This question concerns the same grammar as described in this post, namely the criticmarkup syntax. The current implementation of the syntax can be found in the details below.
A quick description of how the syntax works:
- There are five type of markup: Addition, Deletion, Substitution, Comment and Highlight
- This markup is defined by following characters:
{++ ... ++}
,{-- ... --}
,{~~ ... ~> ... ~~}
,{>> ... <<}
,{== ... ==}
respectively - Markup inside other markup (nested markup), should not get parsed, i.e:
{++ {-- text --} ++}
should get parsed as Addition({-- text --}
) - The markup is used together with regular Markdown syntax (however, for my ViewPlugin, I only care about parsing the CriticMarkup syntax; I do not need to know what its contents are either)
Grammar
@detectDelim
@top CriticMarkup { (content|expression)* }
expression {
Addition |
Deletion |
Substitution |
Comment |
Highlight
}
@skip { } {
Addition { lAdd content? rAdd }
Deletion { lDel content? rDel }
Substitution { lSub content? MSub content? rSub }
Comment { lCom content? rCom }
Highlight { lHig content? rHig }
}
@local tokens {
lAdd { "{++" }
rAdd { "++}" }
lDel { "{--" }
rDel { "--}" }
lSub { "{~~" }
MSub { "~>" }
rSub { "~~}" }
lCom { "{>>" }
rCom { "<<}" }
lHig { "{==" }
rHig { "==}" }
@else content
}
@precedence {
Addition,
Deletion,
Substitution,
Comment,
Highlight
}
Working examples
{++This is an addition++}
{++It works properly
across multipe lines++}
**Regular markdown** can also appear between the text
{-- A deletion --}
{~~ A substitution ~> to this ~~}
{>>A comment node<<}
{==Finally, a highlight==}
Issues
1. Nested markup
Consider the example below:
{++ {--text--} ++}
For my implementation, I’d expect to have this parsed as an Addition
node with contents {--text--}
and that the Deletion
rule would not included in the output – in general: I do not want to allow nested nodes.
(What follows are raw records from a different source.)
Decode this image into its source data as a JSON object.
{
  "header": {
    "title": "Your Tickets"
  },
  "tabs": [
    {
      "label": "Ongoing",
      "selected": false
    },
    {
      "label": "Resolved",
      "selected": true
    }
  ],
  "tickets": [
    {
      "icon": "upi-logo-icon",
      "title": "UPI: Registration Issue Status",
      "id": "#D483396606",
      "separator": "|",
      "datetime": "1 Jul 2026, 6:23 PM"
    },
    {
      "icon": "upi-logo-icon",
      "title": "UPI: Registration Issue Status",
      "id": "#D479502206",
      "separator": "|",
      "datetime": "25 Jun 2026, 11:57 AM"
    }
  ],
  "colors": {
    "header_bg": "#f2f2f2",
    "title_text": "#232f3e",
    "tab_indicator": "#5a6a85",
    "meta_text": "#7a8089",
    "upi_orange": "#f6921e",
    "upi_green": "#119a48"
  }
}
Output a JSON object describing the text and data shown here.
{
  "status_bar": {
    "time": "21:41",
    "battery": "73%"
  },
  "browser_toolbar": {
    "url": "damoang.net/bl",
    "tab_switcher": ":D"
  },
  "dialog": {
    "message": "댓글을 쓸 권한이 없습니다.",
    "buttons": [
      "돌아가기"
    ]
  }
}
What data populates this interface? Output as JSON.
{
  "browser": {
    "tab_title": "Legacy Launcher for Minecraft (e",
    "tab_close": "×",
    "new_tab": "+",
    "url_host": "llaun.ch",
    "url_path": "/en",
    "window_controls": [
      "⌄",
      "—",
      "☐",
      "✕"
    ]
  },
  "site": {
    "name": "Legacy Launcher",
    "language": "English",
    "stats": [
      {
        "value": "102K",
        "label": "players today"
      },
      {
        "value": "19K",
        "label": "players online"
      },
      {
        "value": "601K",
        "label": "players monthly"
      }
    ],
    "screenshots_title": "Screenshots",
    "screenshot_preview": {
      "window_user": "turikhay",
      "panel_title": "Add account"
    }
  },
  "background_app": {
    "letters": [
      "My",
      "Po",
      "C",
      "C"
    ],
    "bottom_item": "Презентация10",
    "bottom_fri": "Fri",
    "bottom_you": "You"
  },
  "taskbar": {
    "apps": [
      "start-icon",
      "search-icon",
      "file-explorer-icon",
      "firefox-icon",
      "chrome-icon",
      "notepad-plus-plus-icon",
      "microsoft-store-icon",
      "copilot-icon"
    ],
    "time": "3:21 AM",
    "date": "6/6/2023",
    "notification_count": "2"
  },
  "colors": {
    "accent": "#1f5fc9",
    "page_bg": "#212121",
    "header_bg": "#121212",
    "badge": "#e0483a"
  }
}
However, the parse output tree gives the following:
CriticMarkup(Addition(),Deletion,
)
name | from | to | content |
---|---|---|---|
Addition | 1 | 5 | {++ |
![]() |
5 | 5 | |
Deletion | 5 | 15 | {–text–} |
![]() |
16 | 19 | ++} |
This makes sense, since I’m currently specifying that there will be only content
(i.e.: non-tokens) between the markup brackets. So to solve that, I figured it should be as simple as also allowing tokens to exist between the brackets; however, no matter what I approach I took, I kept getting either S/R and R/R conflicts, or an error mentioning: Tokens from a local token group used together with other token
Is this a precedence/ambiguity issue, and thus a matter of correctly formulating the rule, or is it just not possible to implement this specific syntax the way I envisioned using local token groups?
2. Incorrect matching
Input:
{++ text --}
Output:
CriticMarkup(Addition())
name | from | to | content |
---|---|---|---|
Addition | 1 | 13 | {++ text --} |
![]() |
10 | 14 | –} |
Sadly, this one I understand even less. Why does the parser match the Addition node, despite the fact that it has not encountered the rAdd
token, as described in the rule: Addition { lAdd content? rAdd }
?
I apologise if my explanations were unclear, I have only recently started dabbling with parsers again, and I’m still trying to re-learn how grammars should be constructed; it’s highly likely that I’m making one (or many) rookie mistakes here.
Many thanks in advance!